I’m a big fan of the Children of Men, the movie, so when I saw the audiobook at my local library, I grabbed it. Probably 90% of the time someone compares a movie and the book it was based on, they’re going to think the book is better. It’s just the nature of written and filmed works that you can’t pack the same detail into a film as you can a novel. But at least for me, The Children of Men is one case where the movie was better than the book, much better.

Both the book and the movie share the same basic outline, and some of the same characters. About 20 years previous, babies stopped being born, as all males in the world became infertile. In that time, society has changed, become authoritarian, and dissident groups have sprung up to protest the increasing power of the government.

But while the plot of the movie seemed to make perfect sense, that of the book kept me wondering how or why things were happening the way they were. For example, characters fall in love after meeting each other only a few times for a few minutes, and I couldn’t understand why so much emphasis was being placed on the child, when it seemed to me that the father of the baby would be much more important. If the child was a girl, then what? There would still be no way of propogating the human race, and even if it was a boy, they’d have to wait 13 or so years for him to be able start attempting to produce offspring.

And in any case, is one human male, when paired with an unlimited number of females, enough to re-start the race? Wouldn’t that involve a lot of inbreeding? So the fact that a woman is pregnant is definitely cause for celebration, but it really only matters if other males are becoming fertile again as well. The movie is able to sidestep these issues by simply stating that the father is unknown, and focusing on the child as a miracle in itself, not necessarily as hope for the human race to survive.

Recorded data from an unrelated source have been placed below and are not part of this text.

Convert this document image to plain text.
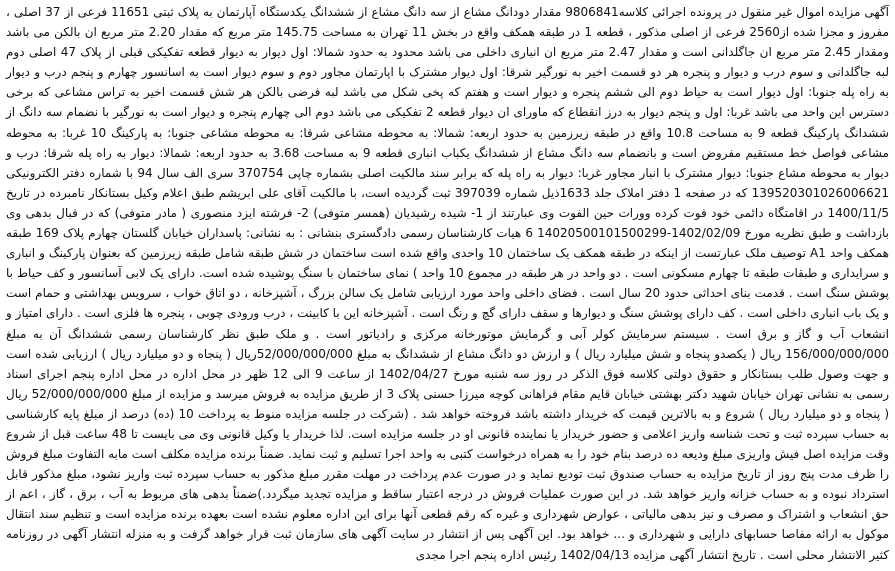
آگهی مزایده اموال غیر منقول در پرونده اجرائی کلاسه9806841 مقدار دودانگ مشاع از سه دانگ مشاع از ششدانگ یکدستگاه آپارتمان به پلاک ثبتی 11651 فرعی از 37 اصلی ، مفروز و مجزا شده از2560 فرعی از اصلی مذکور ، قطعه 1 در طبقه همکف واقع در بخش 11 تهران به مساحت 145.75 متر مربع که مقدار 2.20 متر مربع ان بالکن می باشد ومقدار 2.45 متر مربع ان جاگلدانی است و مقدار 2.47 متر مربع ان انباری داخلی می باشد محدود به حدود شمالا: اول دیوار به دیوار قطعه تفکیکی قبلی از پلاک 47 اصلی دوم لبه جاگلدانی و سوم درب و دیوار و پنجره هر دو قسمت اخیر به نورگیر شرقا: اول دیوار مشترک با اپارتمان مجاور دوم و سوم دیوار است به اسانسور چهارم و پنجم درب و دیوار به راه پله جنوبا: اول دیوار است به حیاط دوم الی ششم پنجره و دیوار است و هفتم که پخی شکل می باشد لبه فرضی بالکن هر شش قسمت اخیر به تراس مشاعی که برخی دسترس این واحد می باشد غربا: اول و پنجم دیوار به درز انقطاع که ماورای ان دیوار قطعه 2 تفکیکی می باشد دوم الی چهارم پنجره و دیوار است به نورگیر با نضمام سه دانگ از ششدانگ پارکینگ قطعه 9 به مساحت 10.8 واقع در طبقه زیرزمین به حدود اربعه: شمالا: به محوطه مشاعی شرقا: به محوطه مشاعی جنوبا: به پارکینگ 10 غربا: به محوطه مشاعی فواصل خط مستقیم مفروض است و بانضمام سه دانگ مشاع از ششدانگ یکباب انباری قطعه 9 به مساحت 3.68 به حدود اربعه: شمالا: دیوار به راه پله شرقا: درب و دیوار به محوطه مشاع جنوبا: دیوار مشترک با انبار مجاور غربا: دیوار به راه پله که برابر سند مالکیت اصلی بشماره چاپی 370754 سری الف سال 94 با شماره دفتر الکترونیکی 139520301026006621 که در صفحه 1 دفتر املاک جلد 1633ذیل شماره 397039 ثبت گردیده است، با مالکیت آقای علی ابریشم طبق اعلام وکیل بستانکار نامبرده در تاریخ 1400/11/5 در اقامتگاه دائمی خود فوت کرده وورات حین الفوت وی عبارتند از 1- شیده رشیدیان (همسر متوفی) 2- فرشته ایزد منصوری ( مادر متوفی) که در قبال بدهی وی بازداشت و طبق نظریه مورخ 1402/02/09-14020500101500299 6 هیات کارشناسان رسمی دادگستری بنشانی : به نشانی: پاسداران خیابان گلستان چهارم پلاک 169 طبقه همکف واحد A1 توصیف ملک عبارتست از اینکه در طبقه همکف یک ساختمان 10 واحدی واقع شده است ساختمان در شش طبقه شامل طبقه زیرزمین که بعنوان پارکینگ و انباری و سرایداری و طبقات طبقه تا چهارم مسکونی است . دو واحد در هر طبقه در مجموع 10 واحد ) نمای ساختمان با سنگ پوشیده شده است. دارای یک لابی آسانسور و کف حیاط با پوشش سنگ است . قدمت بنای احداثی حدود 20 سال است . فضای داخلی واحد مورد ارزیابی شامل یک سالن بزرگ ، آشپزخانه ، دو اتاق خواب ، سرویس بهداشتی و حمام است و یک باب انباری داخلی است . کف دارای پوشش سنگ و دیوارها و سقف دارای گچ و رنگ است . آشپزخانه این با کابینت ، درب ورودی چوبی ، پنجره ها فلزی است . دارای امتیاز و انشعاب آب و گاز و برق است . سیستم سرمایش کولر آبی و گرمایش موتورخانه مرکزی و رادیاتور است . و ملک طبق نظر کارشناسان رسمی ششدانگ آن به مبلغ 156/000/000/000 ریال ( یکصدو پنجاه و شش میلیارد ریال ) و ارزش دو دانگ مشاع از ششدانگ به مبلغ 52/000/000/000ریال ( پنجاه و دو میلیارد ریال ) ارزیابی شده است و جهت وصول طلب بستانکار و حقوق دولتی کلاسه فوق الذکر در روز سه شنبه مورخ 1402/04/27 از ساعت 9 الی 12 ظهر در محل اداره در محل اداره پنجم اجرای اسناد رسمی به نشانی تهران خیابان شهید دکتر بهشتی خیابان قایم مقام فراهانی کوچه میرزا حسنی پلاک 3 از طریق مزایده به فروش میرسد و مزایده از مبلغ 52/000/000/000 ریال ( پنجاه و دو میلیارد ریال ) شروع و به بالاترین قیمت که خریدار داشته باشد فروخته خواهد شد . (شرکت در جلسه مزایده منوط به پرداخت 10 (ده) درصد از مبلغ پایه کارشناسی به حساب سپرده ثبت و تحت شناسه واریز اعلامی و حضور خریدار یا نماینده قانونی او در جلسه مزایده است. لذا خریدار یا وکیل قانونی وی می بایست تا 48 ساعت قبل از شروع وقت مزایده اصل فیش واریزی مبلغ ودیعه ده درصد بنام خود را به همراه درخواست کتبی به واحد اجرا تسلیم و ثبت نماید. ضمناً برنده مزایده مکلف است مابه التفاوت مبلغ فروش را ظرف مدت پنج روز از تاریخ مزایده به حساب صندوق ثبت تودیع نماید و در صورت عدم پرداخت در مهلت مقرر مبلغ مذکور به حساب سپرده ثبت واریز نشود، مبلغ مذکور قابل استرداد نبوده و به حساب خزانه واریز خواهد شد. در این صورت عملیات فروش در درجه اعتبار ساقط و مزایده تجدید میگردد.)ضمناً بدهی های مربوط به آب ، برق ، گاز ، اعم از حق انشعاب و اشتراک و مصرف و نیز بدهی مالیاتی ، عوارض شهرداری و غیره که رقم قطعی آنها برای این اداره معلوم نشده است بعهده برنده مزایده است و تنظیم سند انتقال موکول به ارائه مفاصا حسابهای دارایی و شهرداری و ... خواهد بود. این آگهی پس از انتشار در سایت آگهی های سازمان ثبت قرار خواهد گرفت و به منزله انتشار آگهی در روزنامه کثیر الانتشار محلی است . تاریخ انتشار آگهی مزایده 1402/04/13 رئیس اداره پنجم اجرا مجدی
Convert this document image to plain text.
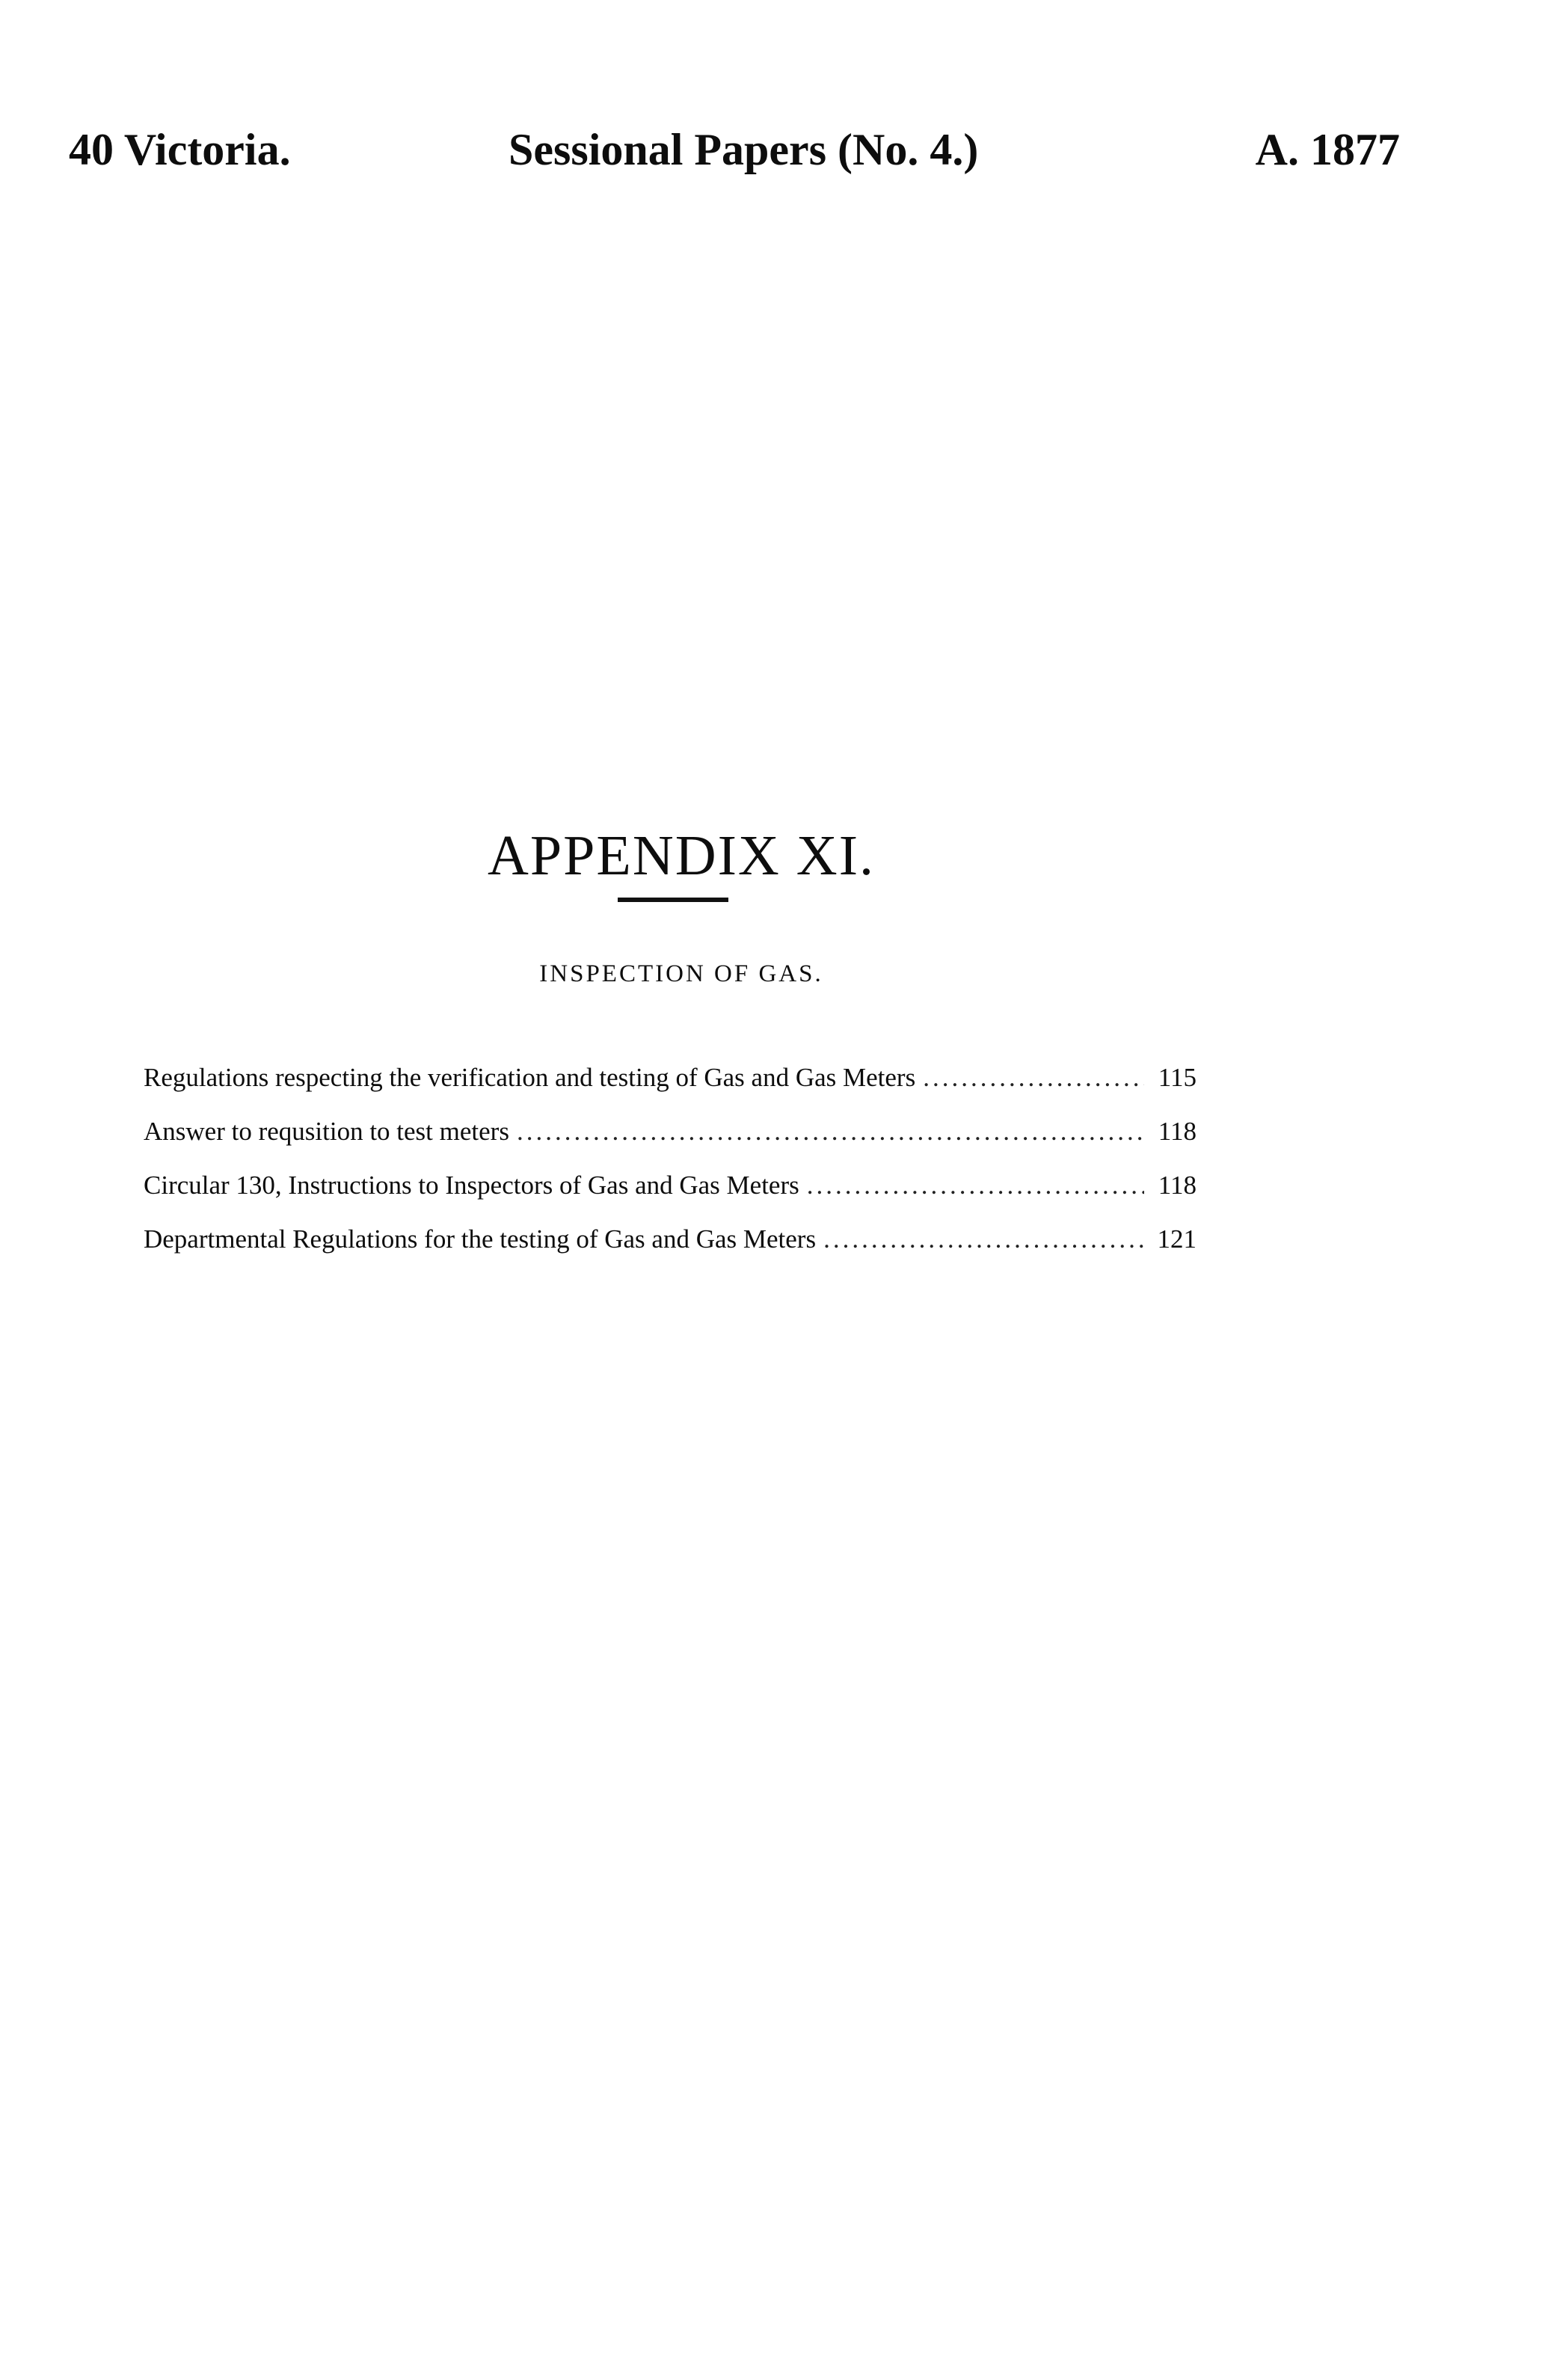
40 Victoria.	Sessional Papers (No. 4.)	A. 1877
APPENDIX XI.
INSPECTION OF GAS.
Regulations respecting the verification and testing of Gas and Gas Meters .....	115
Answer to requsition to test meters .....	118
Circular 130, Instructions to Inspectors of Gas and Gas Meters .....	118
Departmental Regulations for the testing of Gas and Gas Meters .....	121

The book is also very different from the film in that it’s not anywhere near as action oriented. A third of the way through the book basically nothing has happened. It’s full of backstory between Theo and his cousin, Xan, who has now become Warden of England, and their childhood together. It is Xan who wants the child for himself, to cement his power as leader, and Theo must overcome his feelings of friendship for his cousin and protect the baby.

I don’t want to make it sound like the book is horrible, it’s really pretty good; I had no problems sticking with it to the end. But just be warned that if you go into it having already seen the film, don’t expect the book to be similar, or you may find yourself disappointed.